Просроченной детской едой питается историк Шубин, пытающийся в это непонятное ему время заработать на жизнь сочинением серии газетных статей о самозванцах. На его очерк о жившем в XVII веке авантюристе Тимофее Акундинове, выдававшем себя за сына царя Василия Шуйского, нанизано все повествование. Из истории Акундинова становится ясен смысл названия романа. Упоминающаяся в Илиаде война пигмеев и журавлей здесь предстает мощным мифом, объясняющим ход истории. "Журавли с карликами входят в иных людей и через них бьются меж собой не на жизнь, а на смерть". Так что, выходит, практически все войны — это войны журавлей с карликами. От религиозных войн прошлых веков до ельцинско-хасбулатовского противостояния у Белого дома. Победа, как выясняется, достается карликам, когда среди них есть один журавль, и журавлям, когда среди них есть один карлик. "Те и другие потому лишь способны одолеть врага, что удерживают в себе часть его силы". Самозванцы — такие как Акундинов — и есть эти необходимые для победы журавли среди карликов и карлики среди журавлей.

Акундинов путешествовал по всему миру, вступал в сговоры, менял пол партнеров по сексу и вероисповедания. "Он перебывал католиком, протестантом, мусульманином, иудеем. Его, как вакцину, впрыснули в тело державы". Действие такой вакцинации небесконечно — и время от времени требуются новые Акундиновы. Тогда опять появляются самозванцы. Например, Алексей Пуцято — во время гражданской войны он выдавал себя за чудом выжившего цесаревича Алексея.

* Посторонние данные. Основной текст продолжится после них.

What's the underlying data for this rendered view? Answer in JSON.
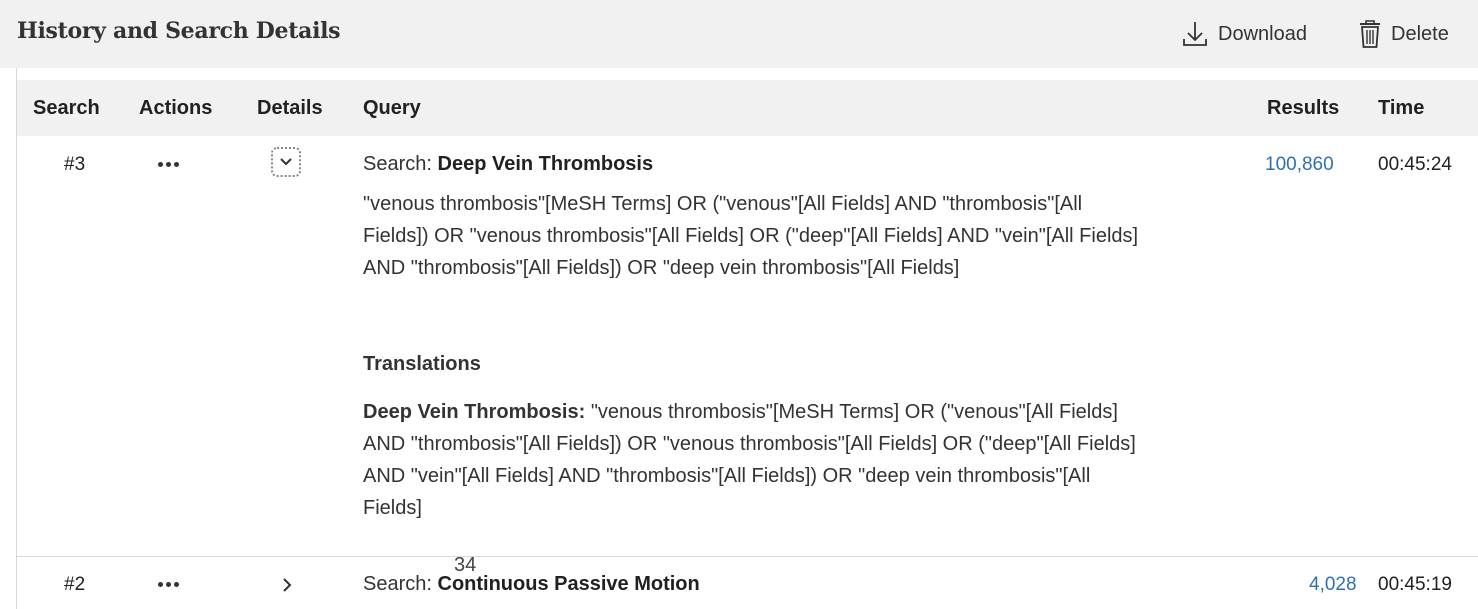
{
  "header": {
    "title": "History and Search Details",
    "download_label": "Download",
    "delete_label": "Delete"
  },
  "table": {
    "columns": {
      "search": "Search",
      "actions": "Actions",
      "details": "Details",
      "query": "Query",
      "results": "Results",
      "time": "Time"
    },
    "rows": [
      {
        "number": "#3",
        "search_prefix": "Search:",
        "search_term": "Deep Vein Thrombosis",
        "query_details": "\"venous thrombosis\"[MeSH Terms] OR (\"venous\"[All Fields] AND \"thrombosis\"[All Fields]) OR \"venous thrombosis\"[All Fields] OR (\"deep\"[All Fields] AND \"vein\"[All Fields] AND \"thrombosis\"[All Fields]) OR \"deep vein thrombosis\"[All Fields]",
        "translations_heading": "Translations",
        "translation_term": "Deep Vein Thrombosis:",
        "translation_text": "\"venous thrombosis\"[MeSH Terms] OR (\"venous\"[All Fields] AND \"thrombosis\"[All Fields]) OR \"venous thrombosis\"[All Fields] OR (\"deep\"[All Fields] AND \"vein\"[All Fields] AND \"thrombosis\"[All Fields]) OR \"deep vein thrombosis\"[All Fields]",
        "results": "100,860",
        "time": "00:45:24",
        "expanded": true
      },
      {
        "number": "#2",
        "search_prefix": "Search:",
        "search_term": "Continuous Passive Motion",
        "results": "4,028",
        "time": "00:45:19",
        "expanded": false
      }
    ]
  },
  "page_number": "34",
  "colors": {
    "link": "#2f6fb3",
    "header_bg": "#f1f1f1",
    "text": "#212121"
  },
  "icons": [
    "download-icon",
    "trash-icon",
    "more-actions-icon",
    "chevron-down-icon",
    "chevron-right-icon"
  ]
}
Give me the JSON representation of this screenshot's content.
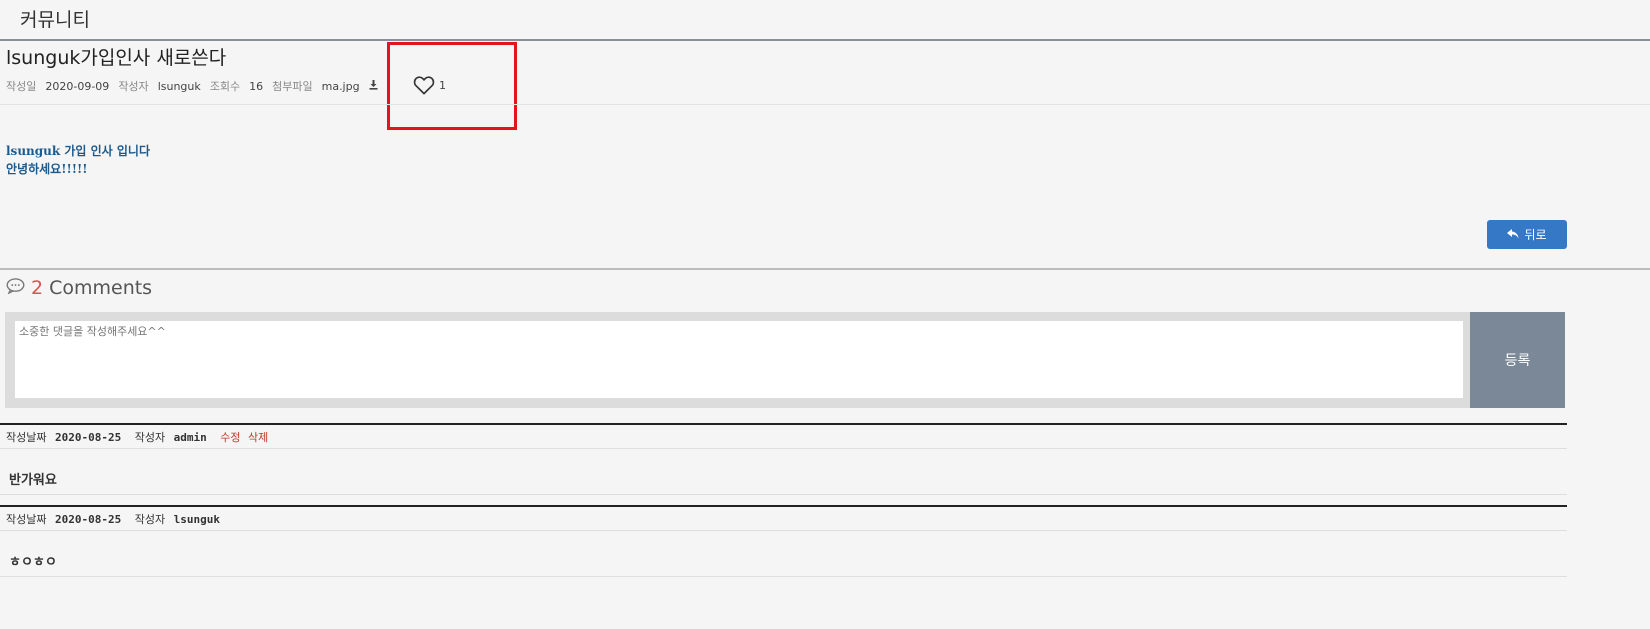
{
  "header": {
    "title": "커뮤니티"
  },
  "post": {
    "title": "lsunguk가입인사 새로쓴다",
    "meta": {
      "date_label": "작성일",
      "date": "2020-09-09",
      "author_label": "작성자",
      "author": "lsunguk",
      "views_label": "조회수",
      "views": "16",
      "attach_label": "첨부파일",
      "attach_file": "ma.jpg"
    },
    "like_count": "1",
    "content_lines": [
      "lsunguk 가입 인사 입니다",
      "안녕하세요!!!!!"
    ],
    "back_label": "뒤로"
  },
  "comments_section": {
    "count": "2",
    "label": "Comments",
    "form": {
      "placeholder": "소중한 댓글을 작성해주세요^^",
      "submit_label": "등록"
    },
    "items": [
      {
        "date_label": "작성날짜",
        "date": "2020-08-25",
        "author_label": "작성자",
        "author": "admin",
        "edit_label": "수정",
        "delete_label": "삭제",
        "body": "반가워요"
      },
      {
        "date_label": "작성날짜",
        "date": "2020-08-25",
        "author_label": "작성자",
        "author": "lsunguk",
        "body": "ㅎㅇㅎㅇ"
      }
    ]
  },
  "colors": {
    "accent_blue": "#3578c6",
    "highlight_red": "#e3141d",
    "comment_count_red": "#d9534f",
    "submit_gray": "#7b8898"
  },
  "icons": [
    "heart-icon",
    "download-icon",
    "reply-icon",
    "comment-bubble-icon"
  ]
}
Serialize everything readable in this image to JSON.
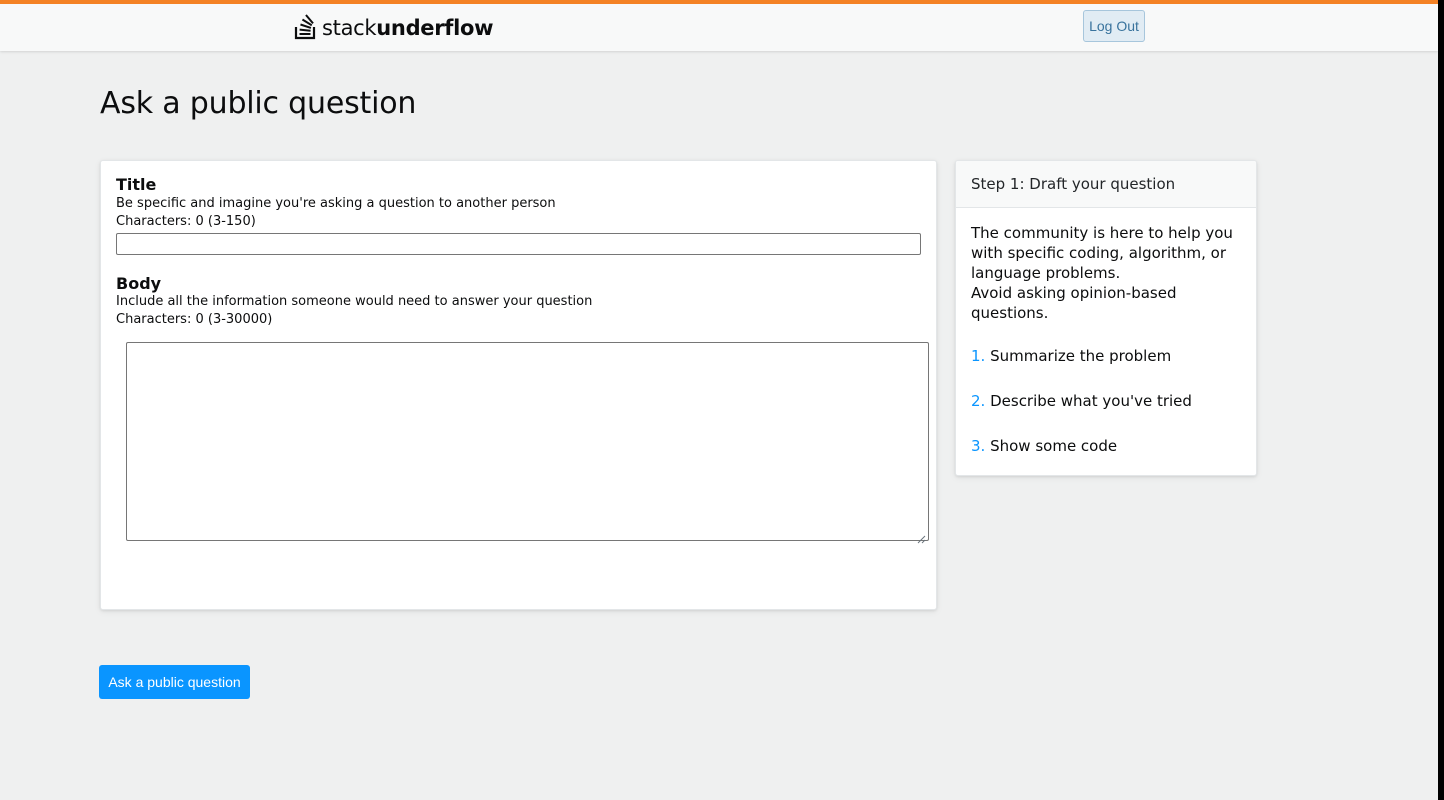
{
  "header": {
    "logo_icon": "stack-logo-icon",
    "logo_text_light": "stack",
    "logo_text_bold": "underflow",
    "logout_label": "Log Out"
  },
  "page": {
    "title": "Ask a public question"
  },
  "form": {
    "title_label": "Title",
    "title_desc": "Be specific and imagine you're asking a question to another person",
    "title_counter": "Characters: 0 (3-150)",
    "title_value": "",
    "body_label": "Body",
    "body_desc": "Include all the information someone would need to answer your question",
    "body_counter": "Characters: 0 (3-30000)",
    "body_value": ""
  },
  "help": {
    "header": "Step 1: Draft your question",
    "intro_line1": "The community is here to help you with specific coding, algorithm, or language problems.",
    "intro_line2": "Avoid asking opinion-based questions.",
    "steps": [
      {
        "num": "1.",
        "text": "Summarize the problem"
      },
      {
        "num": "2.",
        "text": "Describe what you've tried"
      },
      {
        "num": "3.",
        "text": "Show some code"
      }
    ]
  },
  "submit_label": "Ask a public question",
  "colors": {
    "accent_orange": "#f48225",
    "primary_blue": "#0a95ff",
    "logout_bg": "#e1ecf4",
    "logout_text": "#39739d"
  }
}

Или Жохов.

В этом Жохове сконцентрирован если не дух, так душа девяностых. При советской власти он занимался исследованием недр дружественной Монголии, а теперь пытается прокормиться, торгуя чем попало, в том числе редкоземельными металлами. Он предприимчив, но опрометчив, стремителен, но недальновиден. Он всегда готов на небольшое преступление и на небольшой подвиг. Он легко прощает предательство — потому что сам на него способен. И он, конечно, самозванец. И в прямом смысле — выдает себя за другого человека. И в смысле высшем — "акундиновском".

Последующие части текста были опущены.